Arkansas Game and Fish Commission deer program coordinator Cory Gray said wildlife officials have abandoned the 50-mile buffer zone to check for chronic wasting disease in white-tailed deer and will now test statewide.

AGFC chief of wildlife management Brad Carner said last Thursday that recently received results from 49 sampled deer and elk showed 19 tested positive for CWD.

Of the about 265 deer and elk taken during the sampling period in a 125,000-acre focal area from five miles east of Pruitt to five miles west of Ponca, 28 were deer that exhibited no symptoms of the disease. Nine of those animals tested positive.

Carner said last Thursday that the AGFC was going to start concentrating on a 16-county area in a 50-mile buffer zone in the northwest quadrant of the state by testing road kill and deer found dead.

Carner said experts in other states agreed that a 50-mile buffer zone was a good start, but Gray said Tuesday that officials met Monday and decided to take that program statewide for road kill and deer found dead.

A Harrison Police report shows a caller told police he had hit a deer at Union Road and Main Street in Harrison about 5:30 a.m. Saturday, March 26, and that the AGFC was notified.

Gray said that deer should have been taken for testing, but he wasn't sure if it had been.

But it's not just in Arkansas where efforts could be stepped up.

Gray said the AGFC has been in contact with the Oklahoma Department of Wildlife Conservation about results found in Arkansas, but Oklahoma officials say there are currently no positive test results.

"In 2006 more than 1,626 hunter harvested deer and elk were sampled in Oklahoma and all tested negative for chronic wasting disease," the OWDC said in a statement. "To date, some 7,088 animals have been tested statewide as part of The Wildlife Department's monitoring program and all have tested negative for CWD. The Department will continue to monitor the state's deer and elk herds through additional testing."

The Missouri Department of Conservation has also been contacted, and there have already been positive tests in that state.

The containment zone in Missouri is largely in the north central and central eastern parts of the state.

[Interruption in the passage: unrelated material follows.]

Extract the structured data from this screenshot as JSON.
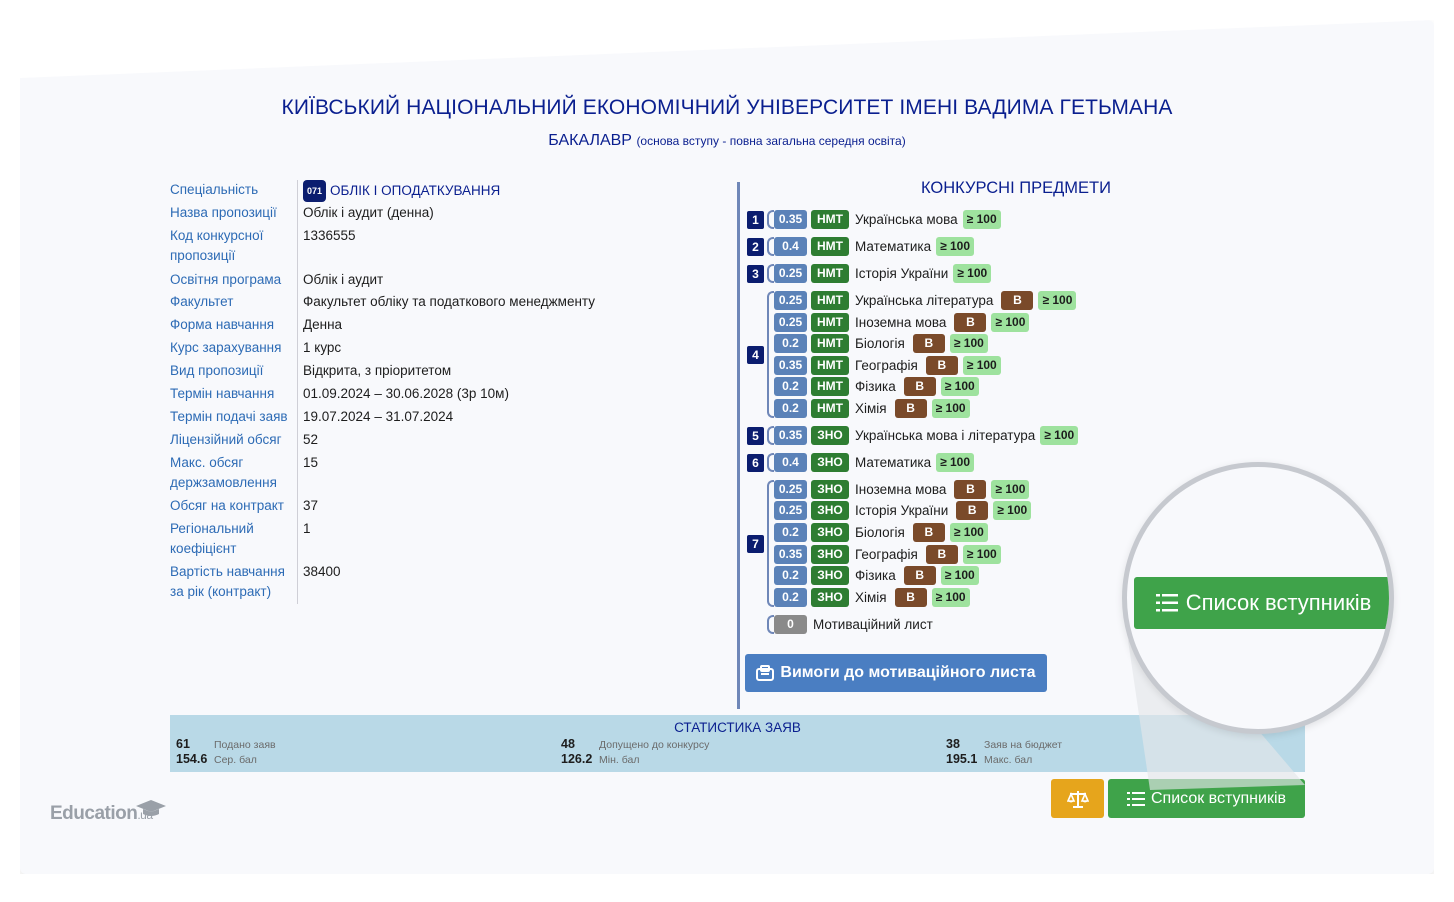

No positives had been reported in the border counties along the Arkansas state line.

Jasmine Batten, MDC wildlife health specialist and CWD coordinator, said deer and elk have been tested for CWD since 2002, and different areas of the state are tested each year.

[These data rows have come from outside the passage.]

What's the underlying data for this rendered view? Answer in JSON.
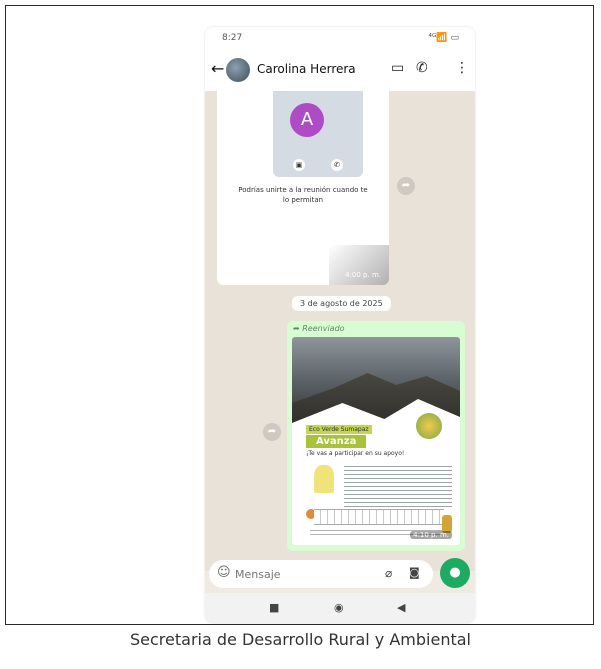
{
  "status": {
    "time": "8:27",
    "time_icon": "whatsapp-icon",
    "right": "⁴ᴳ📶 ▭"
  },
  "contact": {
    "name": "Carolina Herrera"
  },
  "message1": {
    "avatar_letter": "A",
    "text": "Podrías unirte a la reunión cuando te lo permitan",
    "time": "4:00 p. m."
  },
  "date_separator": "3 de agosto de 2025",
  "message2": {
    "forwarded_label": "Reenviado",
    "poster_title": "Eco Verde Sumapaz",
    "poster_headline": "Avanza",
    "poster_subtitle": "¡Te vas a participar en su apoyo!",
    "time": "4:10 p. m."
  },
  "composer": {
    "placeholder": "Mensaje"
  },
  "caption": "Secretaria de Desarrollo Rural y Ambiental",
  "colors": {
    "chat_bg": "#e9e2d8",
    "outgoing_bubble": "#d9fdd3",
    "mic": "#1daa61",
    "avatar": "#ae4cc6"
  }
}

Batten said hunter harvested deer were tested in the southern part of the state in 2015, but positive tests had not been confirmed any further south than Crawford and Washington counties just southwest of St. Louis.

But, because deer don't respect state borders, Batten said Missouri and Arkansas officials have been talking and Missouri plans to enhance surveillance of the potential for CWD in the southern border counties.

The AGFC's Gray said the next batch of test results from deer and elk harvested in Newton County hadn't been returned as of Tuesday, but he hoped results would be in by the next CWD update meeting scheduled for 11 a.m. Thursday, March 31, in Jasper.

But results currently in don't show clusters of positives, which Gray said would show more about the prevalence of the disease.

When results do start to show more information about the prevalence, AGFC will then begin efforts to contain spread of the disease. Those efforts could include new regulations, but no decisions had been made as of Tuesday.

Still, the disease is caused by a protein animals shed through feces, urine and saliva. Because it's a protein and not actually alive, the infectious agent can survive for years in organic matter such as soil and plants, officials have said.

"We won't be able to eradicate it," Gray said, "but we should be able to manage it."